Error Analysis and Numerical Algorithm for PDE Approximation with Hidden-Layer Concatenated Physics Informed Neural Networks
Yianxia Qian, Yongchao Zhang, Suchuan Dong
TL;DR
The paper introduces HLConcPINN, a physics-informed neural network framework that uses hidden-layer concatenation and an extended block time marching scheme to solve parabolic and hyperbolic PDEs with provable error control. By enabling arbitrary network depth (≥2) and general smooth activations beyond the first two layers, HLConcPINN preserves representation capacity and theoretical guarantees. The authors prove residual decay and total error bounds that relate the solution error to training and quadrature errors, and validate the theory with extensive numerical experiments on the heat, Burgers', wave, and nonlinear Klein-Gordon equations. The approach significantly improves long-time accuracy and offers a versatile, theory-backed alternative to standard PINN formulations for complex, time-dependent PDEs.
Abstract
We present the hidden-layer concatenated physics informed neural network (HLConcPINN) method, which combines hidden-layer concatenated feed-forward neural networks, a modified block time marching strategy, and a physics informed approach for approximating partial differential equations (PDEs). We analyze the convergence properties and establish the error bounds of this method for two types of PDEs: parabolic (exemplified by the heat and Burgers' equations) and hyperbolic (exemplified by the wave and nonlinear Klein-Gordon equations). We show that its approximation error of the solution can be effectively controlled by the training loss for dynamic simulations with long time horizons. The HLConcPINN method in principle allows an arbitrary number of hidden layers not smaller than two and any of the commonly-used smooth activation functions for the hidden layers beyond the first two, with theoretical guarantees. This generalizes several recent neural-network techniques, which have theoretical guarantees but are confined to two hidden layers in the network architecture and the $\tanh$ activation function.

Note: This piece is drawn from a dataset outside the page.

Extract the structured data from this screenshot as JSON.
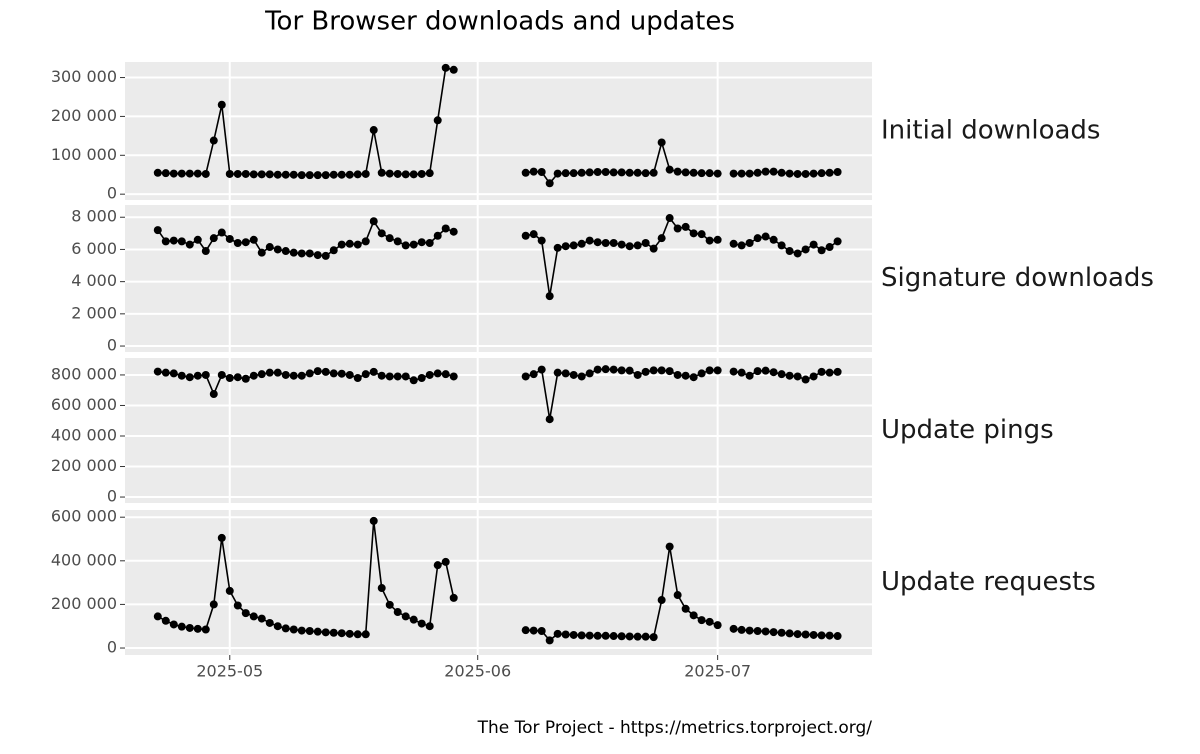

Our theoretical analyses subsequently inform the formulation of appropriate training loss functions for these PDEs, leading to physics informed neural network (PINN) type computational algorithms that differ from the standard PINN formulation. Ample numerical experiments are presented based on the proposed algorithm to validate the effectiveness of this method and confirm aspects of the theoretical analyses.